Brad White (above, center), executive director of the Mississippi Department of Transportation, recently joined the agency’s “Extra Mile” podcast to discuss the department’s 2024 successes and talk about his continued push to modernize Mississippi DOT’s funding model during the 2025 state legislative session.
[Above photo by the Mississippi DOT]
“Our people did a lot of good work to get the projects programmed, ready for construction, and underway [in 2024],” he said on the podcast. “We’re real pleased with where we’re going and I hope that it proves to the legislature that we can be trusted with the money to carry out this core function of government in a very efficient and responsible way.”
However, when it comes to the agency’s funding model, White believes changes are needed to keep Mississippi DOT’s finances more stable for the future.
“We’re a state agency but we implement a federal program and it’s a reimbursement program in partnership with the Federal Highway Administration; they are in control of the federal dollars that make up for half or a little better than half of our budget,” he explained.
“But we have to spend our state funds first and they [FHWA] have to see that we’re doing things in accordance with their rules and regulations and to their standards; when they’re able to ascertain that, then they reimburse us with federal money,” White said. “So it’s not just that we get the money, but how we get it, that is extremely important. That impacts our ability to better run the transportation program.”
He noted that, in the past, the legislature had been “very kind” to give Mississippi DOT “a lot of one-time funding” to help escalate the agency’s transportation capacity program. In fact, during the 2024 legislative session, such one-time funding helped the agency supplement its paving programs around the state, he said.
“But hopefully the conversation for this coming session is going to be more about how we modernize this funding model. We haven’t modernized our funding model since 1987, which was the last time the fuel tax was adjusted,” White explained. “Now we have things like funding from the [state] lottery that gives us $80 million a year, along with fees on electric and hybrid vehicles that have come about in the last few years. But when you’re running a billion and a half dollar budget, $80 million doesn’t go that far.”

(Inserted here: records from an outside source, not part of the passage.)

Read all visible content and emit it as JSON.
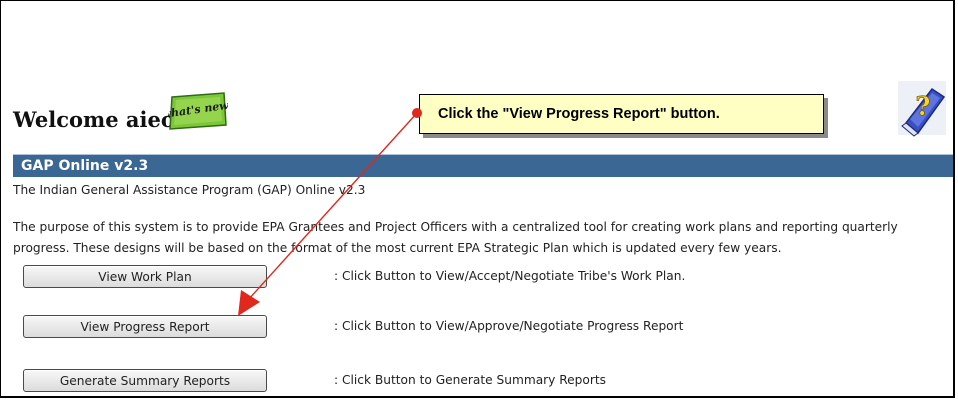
{
  "header": {
    "welcome": "Welcome aieo1",
    "whats_new_badge": "what's new!"
  },
  "callout": {
    "text": "Click the \"View Progress Report\" button."
  },
  "panel": {
    "title": "GAP Online v2.3",
    "intro": "The Indian General Assistance Program (GAP) Online v2.3",
    "purpose": "The purpose of this system is to provide EPA Grantees and Project Officers with a centralized tool for creating work plans and reporting quarterly progress. These designs will be based on the format of the most current EPA Strategic Plan which is updated every few years."
  },
  "actions": [
    {
      "label": "View Work Plan",
      "description": ": Click Button to View/Accept/Negotiate Tribe's Work Plan."
    },
    {
      "label": "View Progress Report",
      "description": ": Click Button to View/Approve/Negotiate Progress Report"
    },
    {
      "label": "Generate Summary Reports",
      "description": ": Click Button to Generate Summary Reports"
    }
  ],
  "colors": {
    "title_bar": "#3a6794",
    "callout_bg": "#ffffc4",
    "arrow": "#e0281c",
    "badge_green": "#7cc63a"
  },
  "icons": [
    "whats-new-badge",
    "help-book-icon",
    "pointer-arrow"
  ]
}
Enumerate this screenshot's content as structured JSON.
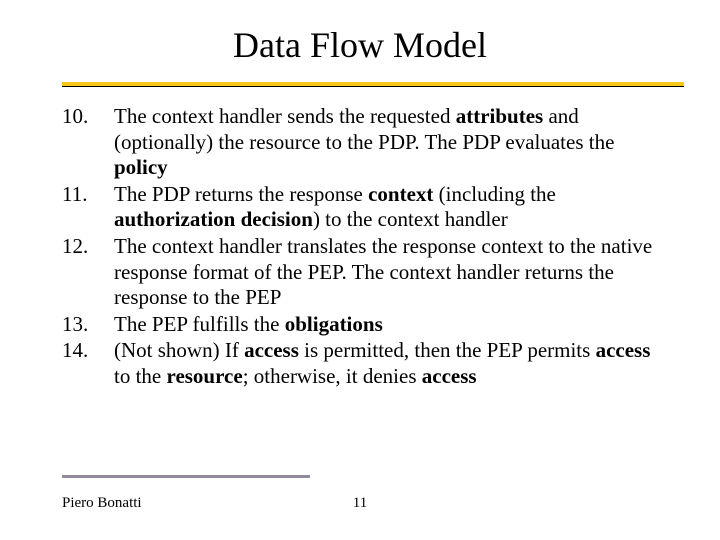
{
  "title": "Data Flow Model",
  "items": [
    {
      "num": "10.",
      "html": "The context handler sends the requested <b>attributes</b> and (optionally) the resource to the PDP. The PDP evaluates the <b>policy</b>"
    },
    {
      "num": "11.",
      "html": "The PDP returns the response <b>context</b> (including the <b>authorization decision</b>) to the context handler"
    },
    {
      "num": "12.",
      "html": "The context handler translates the response context to the native response format of the PEP. The context handler returns the response to the PEP"
    },
    {
      "num": "13.",
      "html": "The PEP fulfills the <b>obligations</b>"
    },
    {
      "num": "14.",
      "html": "(Not shown) If <b>access</b> is permitted, then the PEP permits <b>access</b> to the <b>resource</b>; otherwise, it denies <b>access</b>"
    }
  ],
  "author": "Piero Bonatti",
  "page": "11"
}
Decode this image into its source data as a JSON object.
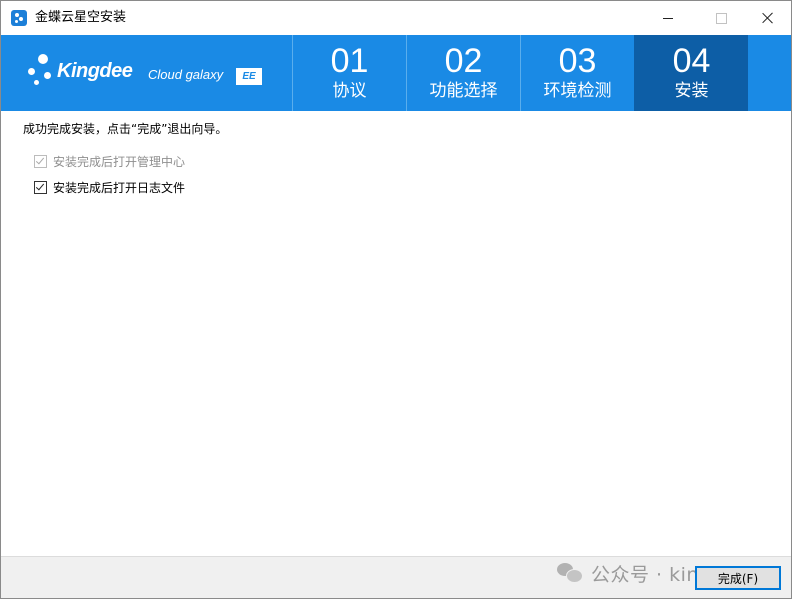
{
  "window": {
    "title": "金蝶云星空安装",
    "icons": {
      "app": "kingdee-app-icon",
      "minimize": "minimize-icon",
      "maximize": "maximize-icon",
      "close": "close-icon"
    }
  },
  "header": {
    "logo": {
      "brand": "Kingdee",
      "product": "Cloud galaxy",
      "edition": "EE"
    },
    "steps": [
      {
        "number": "01",
        "label": "协议",
        "active": false
      },
      {
        "number": "02",
        "label": "功能选择",
        "active": false
      },
      {
        "number": "03",
        "label": "环境检测",
        "active": false
      },
      {
        "number": "04",
        "label": "安装",
        "active": true
      }
    ],
    "colors": {
      "banner": "#1a8ae5",
      "active_step": "#0d5ea6"
    }
  },
  "content": {
    "message": "成功完成安装，点击“完成”退出向导。",
    "options": [
      {
        "label": "安装完成后打开管理中心",
        "checked": true,
        "enabled": false
      },
      {
        "label": "安装完成后打开日志文件",
        "checked": true,
        "enabled": true
      }
    ]
  },
  "footer": {
    "finish_label": "完成(F)",
    "watermark": "公众号 · kingdee"
  }
}
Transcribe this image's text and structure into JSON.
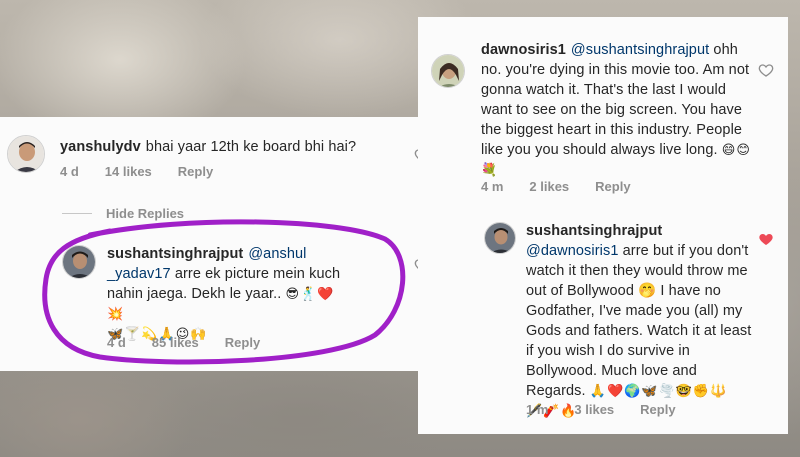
{
  "left": {
    "comment1": {
      "username": "yanshulydv",
      "text": "bhai yaar 12th ke board bhi hai?",
      "time": "4 d",
      "likes": "14 likes",
      "reply": "Reply"
    },
    "hide_replies": "Hide Replies",
    "comment2": {
      "username": "sushantsinghrajput",
      "mention": "@anshul _yadav17",
      "text": "arre ek picture mein kuch nahin jaega. Dekh le yaar..",
      "emojis_line1": "😎🕺❤️💥",
      "emojis_line2": "🦋🍸💫🙏😉🙌",
      "time": "4 d",
      "likes": "85 likes",
      "reply": "Reply"
    }
  },
  "right": {
    "comment1": {
      "username": "dawnosiris1",
      "mention": "@sushantsinghrajput",
      "text": "ohh no. you're dying in this movie too. Am not gonna watch it. That's the last I would want to see on the big screen. You have the biggest heart in this industry. People like you you should always live long.",
      "emojis": "😄😊💐",
      "time": "4 m",
      "likes": "2 likes",
      "reply": "Reply"
    },
    "comment2": {
      "username": "sushantsinghrajput",
      "mention": "@dawnosiris1",
      "text": "arre but if you don't watch it then they would throw me out of Bollywood 🤭 I have no Godfather, I've made you (all) my Gods and fathers. Watch it at least if you wish I do survive in Bollywood. Much love and Regards.",
      "emojis_line1": "🙏❤️🌍🦋🌪️🤓✊🔱",
      "emojis_line2": "🖋️🧨🔥",
      "time": "1 m",
      "likes": "3 likes",
      "reply": "Reply"
    }
  },
  "colors": {
    "liked_heart": "#ed4956",
    "circle": "#a020c8"
  }
}
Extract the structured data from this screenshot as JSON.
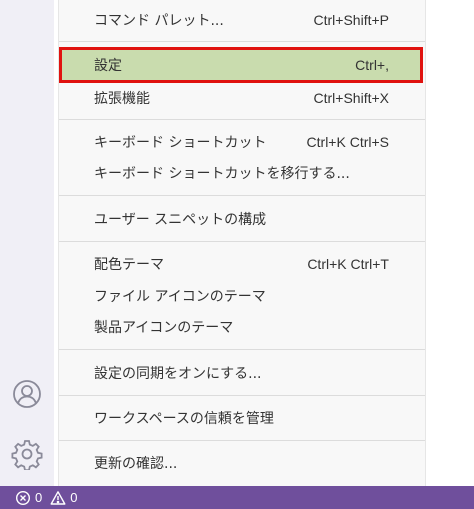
{
  "menu": {
    "items": [
      {
        "label": "コマンド パレット...",
        "shortcut": "Ctrl+Shift+P"
      },
      {
        "label": "設定",
        "shortcut": "Ctrl+,"
      },
      {
        "label": "拡張機能",
        "shortcut": "Ctrl+Shift+X"
      },
      {
        "label": "キーボード ショートカット",
        "shortcut": "Ctrl+K Ctrl+S"
      },
      {
        "label": "キーボード ショートカットを移行する...",
        "shortcut": ""
      },
      {
        "label": "ユーザー スニペットの構成",
        "shortcut": ""
      },
      {
        "label": "配色テーマ",
        "shortcut": "Ctrl+K Ctrl+T"
      },
      {
        "label": "ファイル アイコンのテーマ",
        "shortcut": ""
      },
      {
        "label": "製品アイコンのテーマ",
        "shortcut": ""
      },
      {
        "label": "設定の同期をオンにする...",
        "shortcut": ""
      },
      {
        "label": "ワークスペースの信頼を管理",
        "shortcut": ""
      },
      {
        "label": "更新の確認...",
        "shortcut": ""
      }
    ]
  },
  "activity_bar": {
    "icons": [
      "account-icon",
      "manage-gear-icon"
    ]
  },
  "statusbar": {
    "errors": "0",
    "warnings": "0",
    "color": "#6f4f9c"
  },
  "colors": {
    "highlight_bg": "#c9dcae",
    "highlight_border": "#e0120f"
  }
}
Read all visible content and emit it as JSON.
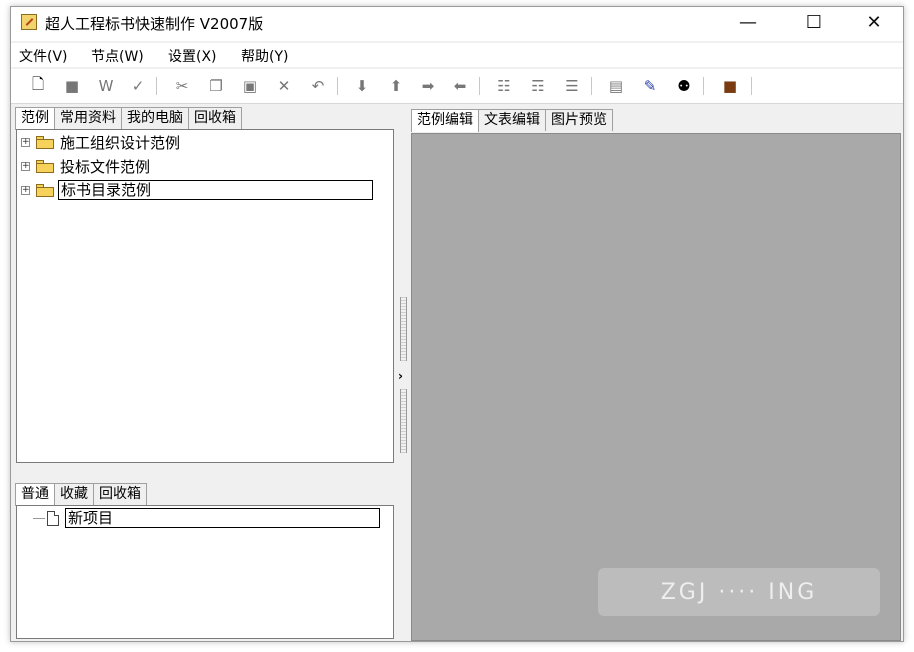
{
  "window": {
    "title": "超人工程标书快速制作 V2007版",
    "controls": {
      "minimize": "—",
      "maximize": "☐",
      "close": "✕"
    }
  },
  "menu": [
    "文件(V)",
    "节点(W)",
    "设置(X)",
    "帮助(Y)"
  ],
  "toolbar": {
    "icons": [
      "new-file-icon",
      "save-icon",
      "edit-icon",
      "spell-icon",
      "cut-icon",
      "copy-icon",
      "paste-icon",
      "delete-icon",
      "undo-icon",
      "move-up-icon",
      "move-top-icon",
      "move-right-icon",
      "move-left-icon",
      "node-add-icon",
      "node-child-icon",
      "node-merge-icon",
      "properties-icon",
      "edit-note-icon",
      "find-icon",
      "exit-icon"
    ]
  },
  "left_tabs": [
    {
      "label": "范例",
      "active": true
    },
    {
      "label": "常用资料",
      "active": false
    },
    {
      "label": "我的电脑",
      "active": false
    },
    {
      "label": "回收箱",
      "active": false
    }
  ],
  "tree": [
    {
      "label": "施工组织设计范例",
      "selected": false
    },
    {
      "label": "投标文件范例",
      "selected": false
    },
    {
      "label": "标书目录范例",
      "selected": true
    }
  ],
  "bottom_tabs": [
    {
      "label": "普通",
      "active": true
    },
    {
      "label": "收藏",
      "active": false
    },
    {
      "label": "回收箱",
      "active": false
    }
  ],
  "project_items": [
    {
      "label": "新项目",
      "selected": true
    }
  ],
  "right_tabs": [
    {
      "label": "范例编辑",
      "active": true
    },
    {
      "label": "文表编辑",
      "active": false
    },
    {
      "label": "图片预览",
      "active": false
    }
  ],
  "watermark_text": "ZGJ ···· ING"
}
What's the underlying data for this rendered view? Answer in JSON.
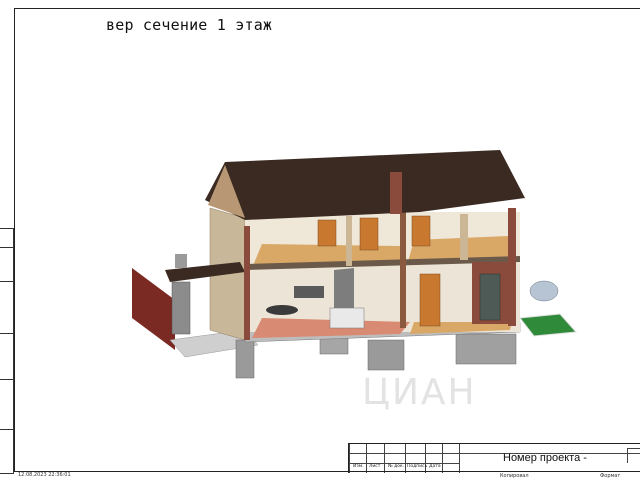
{
  "sheet_title": "вер сечение 1 этаж",
  "title_block": {
    "project_label": "Номер проекта -",
    "columns": [
      "Изм.",
      "Лист",
      "№ док.",
      "Подпись",
      "Дата"
    ],
    "copied_label": "Копировал",
    "format_label": "Формат",
    "date_stamp": "12.08.2023 22:36:01"
  },
  "watermark": "ЦИАН",
  "colors": {
    "roof": "#3b2a22",
    "wall_beige": "#d6c4a8",
    "floor_wood": "#d9a867",
    "floor_terracotta": "#d98a72",
    "brick": "#8a4b3c",
    "fence": "#7a2a22",
    "lawn": "#2f8a3a",
    "foundation": "#9a9a9a"
  }
}
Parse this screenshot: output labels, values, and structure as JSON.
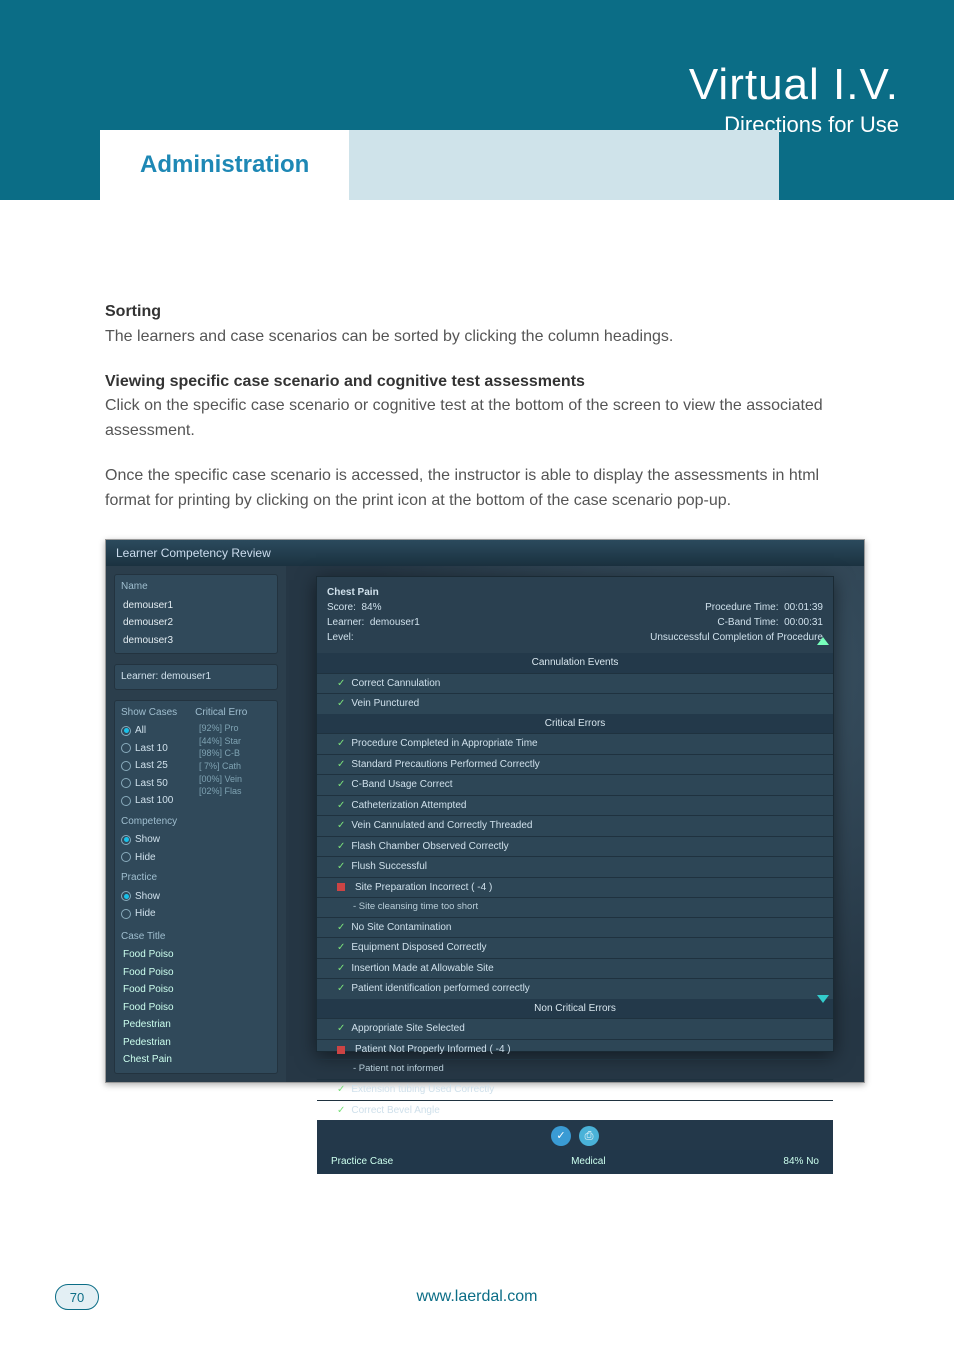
{
  "header": {
    "title": "Virtual I.V.",
    "subtitle": "Directions for Use",
    "tab_active": "Administration"
  },
  "body": {
    "h_sorting": "Sorting",
    "p_sorting": "The learners and case scenarios can be sorted by clicking the column headings.",
    "h_view": "Viewing specific case scenario and cognitive test assessments",
    "p_view": "Click on the specific case scenario or cognitive test at the bottom of the screen to view the associated assessment.",
    "p_view2": "Once the specific case scenario is accessed, the instructor is able to display the assessments in html format for printing by clicking on the print icon at the bottom of the case scenario pop-up."
  },
  "screenshot": {
    "window_title": "Learner Competency Review",
    "left": {
      "name_label": "Name",
      "learners": [
        "demouser1",
        "demouser2",
        "demouser3"
      ],
      "learner_sel_label": "Learner:",
      "learner_sel_value": "demouser1",
      "show_cases_label": "Show Cases",
      "critical_label": "Critical Erro",
      "cases_filters": [
        {
          "label": "All",
          "selected": true
        },
        {
          "label": "Last 10",
          "selected": false
        },
        {
          "label": "Last 25",
          "selected": false
        },
        {
          "label": "Last 50",
          "selected": false
        },
        {
          "label": "Last 100",
          "selected": false
        }
      ],
      "competency_label": "Competency",
      "competency_opts": [
        {
          "label": "Show",
          "selected": true
        },
        {
          "label": "Hide",
          "selected": false
        }
      ],
      "practice_label": "Practice",
      "practice_opts": [
        {
          "label": "Show",
          "selected": true
        },
        {
          "label": "Hide",
          "selected": false
        }
      ],
      "stats_lines": [
        "[92%]  Pro",
        "[44%]  Star",
        "[98%]  C-B",
        "[  7%]  Cath",
        "[00%]  Vein",
        "[02%]  Flas"
      ],
      "case_title_label": "Case Title",
      "cases": [
        "Food Poiso",
        "Food Poiso",
        "Food Poiso",
        "Food Poiso",
        "Pedestrian",
        "Pedestrian",
        "Chest Pain"
      ]
    },
    "popup": {
      "title": "Chest Pain",
      "score_label": "Score:",
      "score_value": "84%",
      "learner_label": "Learner:",
      "learner_value": "demouser1",
      "level_label": "Level:",
      "proc_time_label": "Procedure Time:",
      "proc_time_value": "00:01:39",
      "cband_label": "C-Band Time:",
      "cband_value": "00:00:31",
      "status": "Unsuccessful Completion of Procedure",
      "sections": {
        "cannulation_title": "Cannulation Events",
        "cannulation_items": [
          "Correct Cannulation",
          "Vein Punctured"
        ],
        "critical_title": "Critical Errors",
        "critical_items": [
          {
            "text": "Procedure Completed in Appropriate Time",
            "ok": true
          },
          {
            "text": "Standard Precautions Performed Correctly",
            "ok": true
          },
          {
            "text": "C-Band Usage Correct",
            "ok": true
          },
          {
            "text": "Catheterization Attempted",
            "ok": true
          },
          {
            "text": "Vein Cannulated and Correctly Threaded",
            "ok": true
          },
          {
            "text": "Flash Chamber Observed Correctly",
            "ok": true
          },
          {
            "text": "Flush Successful",
            "ok": true
          },
          {
            "text": "Site Preparation Incorrect ( -4 )",
            "ok": false,
            "sub": "- Site cleansing time too short"
          },
          {
            "text": "No Site Contamination",
            "ok": true
          },
          {
            "text": "Equipment Disposed Correctly",
            "ok": true
          },
          {
            "text": "Insertion Made at Allowable Site",
            "ok": true
          },
          {
            "text": "Patient identification performed correctly",
            "ok": true
          }
        ],
        "noncrit_title": "Non Critical Errors",
        "noncrit_items": [
          {
            "text": "Appropriate Site Selected",
            "ok": true
          },
          {
            "text": "Patient Not Properly Informed ( -4 )",
            "ok": false,
            "sub": "- Patient not informed"
          },
          {
            "text": "Extension tubing Used Correctly",
            "ok": true
          },
          {
            "text": "Correct Bevel Angle",
            "ok": true
          }
        ]
      },
      "footer": {
        "left": "Practice Case",
        "mid": "Medical",
        "right": "84%  No"
      }
    }
  },
  "footer": {
    "page_no": "70",
    "url": "www.laerdal.com"
  }
}
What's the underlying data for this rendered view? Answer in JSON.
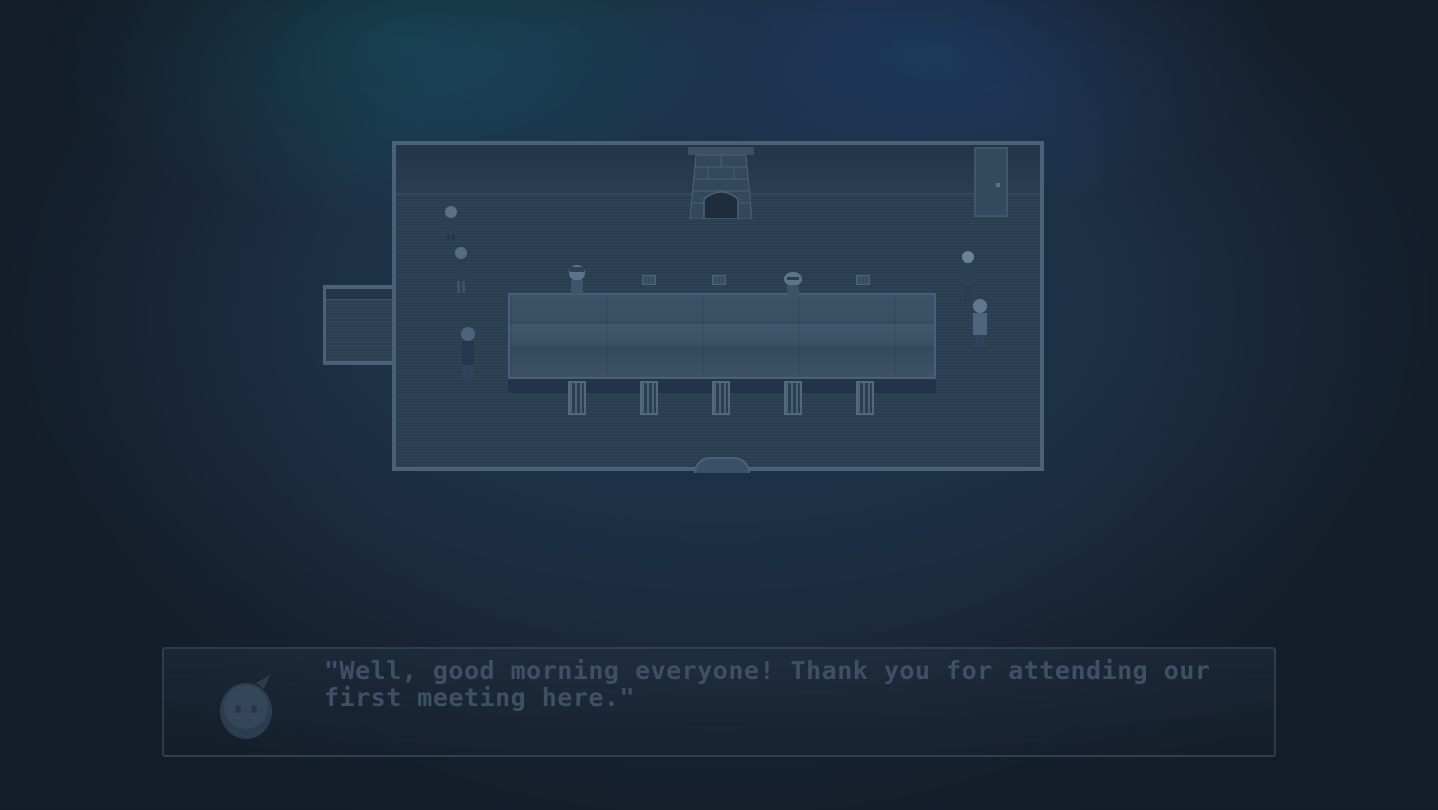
{
  "dialog": {
    "line1": "\"Well, good morning everyone! Thank you for attending our",
    "line2": "first meeting here.\""
  },
  "colors": {
    "background": "#1b2737",
    "room_border": "#4a6276",
    "floor": "#2a3e52",
    "dialog_text": "#3d5064"
  },
  "icons": {
    "portrait": "speaker-portrait"
  }
}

For the future, White believes a more “diversified” funding model is more practical; one where multiple streams of revenue could be identified within the state budget that could be sent to Mississippi DOT so it can maintain the state’s transportation system at an exemplary level.
“As I’ve said before, I think that can be done without raising anybody’s taxes,” he stressed. “It just takes recognition that this is a core function of government upon which all other functions of government rely upon – it is about just making it a priority.”